In Katama things are even less formal. At Crackatuxet Beach, there is no key but rather a guard making sure you are a recognizable face. Founded in 1956, there are 34 shareholders who own about 15 acres off of Crackatuxet Cove. Each of the shareholders owns a piece of property through a trust created by Tom Osborne.

“We have a caretaker out there during the summer to keep an eye on things,” trustee David LeBreton said. The caretaker lives in small shack during the summer. “The shack has served the shareholders very well... when the caretaker wasn’t there, it was a lot of fun for us teenagers.”

Asked if he had any fond memories, Mr. LeBreton said “Oh God yes, if they’re not all drowned.”

flip flops
Despite high price tag, it’s still a casual affair. — Ray Ewing

“The young folk would go out in the evening to have get-togethers, all very innocent of course,” he said.

Today, the same group of families and friends who were part of the original 20 friends still enjoy each others’ company.

“It’s a nice haven, an oasis where everyone knows everyone or you can walk down the beach and be by yourself if you wish,” Mr. LeBreton said.

Unlike the up-Island beach lots, the turnover rate at Crackatuxet is minimal. The last time there was a shareholder sale was 18 years ago. If a shareholder decides to give up their share, it is sold back to the trust. There is a small waiting list of friends of shareholders.

“Very, very few people sell their share and instead opt to transfer it to the next generation,” Mr. LeBreton said.

Mr. LeBreton said the price for a share is not made public, but they “keep it down so it’s not a money-maker for anyone.”

“We don’t want to encourage that,” he said. “It’s supposed to be a nice summer social vehicle. We don’t want people thinking it’s an investment.”

“We’re a small social club,” he continued. “We’re lazy and laid back.”

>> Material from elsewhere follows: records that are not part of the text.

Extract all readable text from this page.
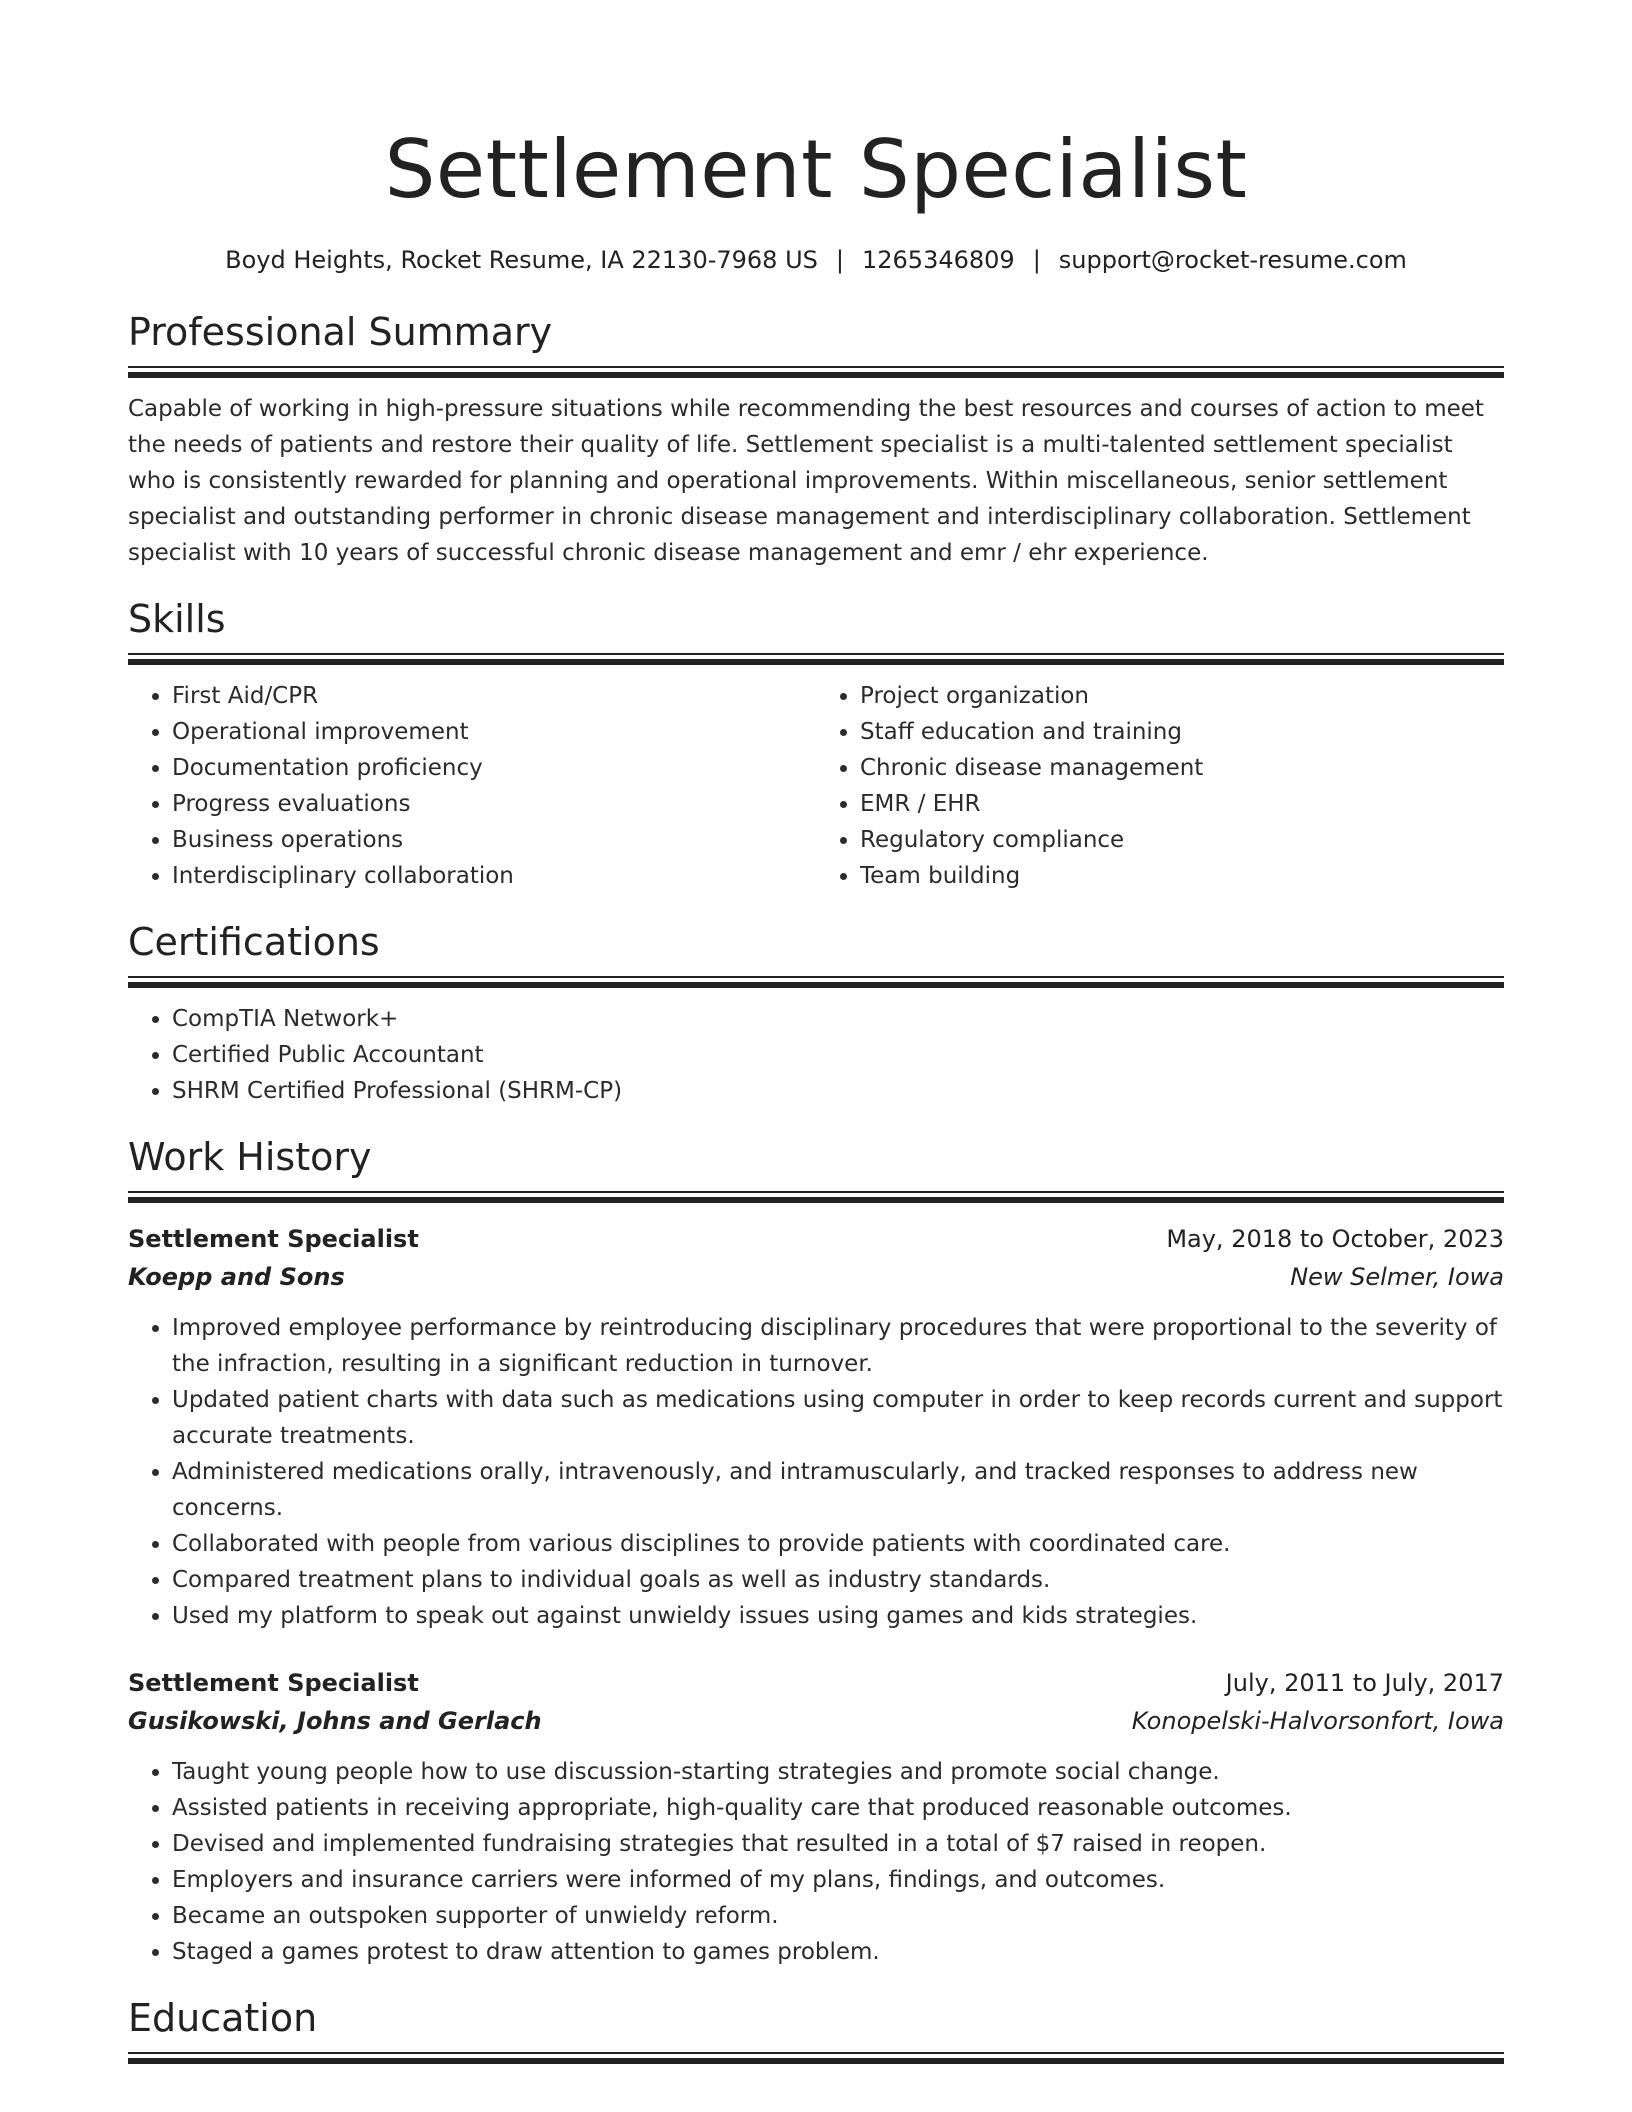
Settlement Specialist
Boyd Heights, Rocket Resume, IA 22130-7968 US | 1265346809 | support@rocket-resume.com
Professional Summary

Capable of working in high-pressure situations while recommending the best resources and courses of action to meet the needs of patients and restore their quality of life. Settlement specialist is a multi-talented settlement specialist who is consistently rewarded for planning and operational improvements. Within miscellaneous, senior settlement specialist and outstanding performer in chronic disease management and interdisciplinary collaboration. Settlement specialist with 10 years of successful chronic disease management and emr / ehr experience.

Skills
• First Aid/CPR
• Operational improvement
• Documentation proficiency
• Progress evaluations
• Business operations
• Interdisciplinary collaboration
• Project organization
• Staff education and training
• Chronic disease management
• EMR / EHR
• Regulatory compliance
• Team building
Certifications
• CompTIA Network+
• Certified Public Accountant
• SHRM Certified Professional (SHRM-CP)
Work History
Settlement Specialist	May, 2018 to October, 2023
Koepp and Sons	New Selmer, Iowa
• Improved employee performance by reintroducing disciplinary procedures that were proportional to the severity of the infraction, resulting in a significant reduction in turnover.
• Updated patient charts with data such as medications using computer in order to keep records current and support accurate treatments.
• Administered medications orally, intravenously, and intramuscularly, and tracked responses to address new concerns.
• Collaborated with people from various disciplines to provide patients with coordinated care.
• Compared treatment plans to individual goals as well as industry standards.
• Used my platform to speak out against unwieldy issues using games and kids strategies.
Settlement Specialist	July, 2011 to July, 2017
Gusikowski, Johns and Gerlach	Konopelski-Halvorsonfort, Iowa
• Taught young people how to use discussion-starting strategies and promote social change.
• Assisted patients in receiving appropriate, high-quality care that produced reasonable outcomes.
• Devised and implemented fundraising strategies that resulted in a total of $7 raised in reopen.
• Employers and insurance carriers were informed of my plans, findings, and outcomes.
• Became an outspoken supporter of unwieldy reform.
• Staged a games protest to draw attention to games problem.
Education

Of the 53 miles of shoreline around Martha’s Vineyard, 42 miles of it are sandy beaches. According to the Martha’s Vineyard Commission numbers from 2005, 37.5 per cent of the Island’s shoreline is public; the remaining 62.5 per cent is restricted to town beaches or is held privately. But those numbers, like all hard facts, do not tell the whole story. Key beaches are part of the history of Martha’s Vineyard, places where Island families have gathered for decades and newcomers now come to create their own legacy. The sand and the ocean along these beaches are the same, relatively, as on those beaches open to all. Just a lot less crowded.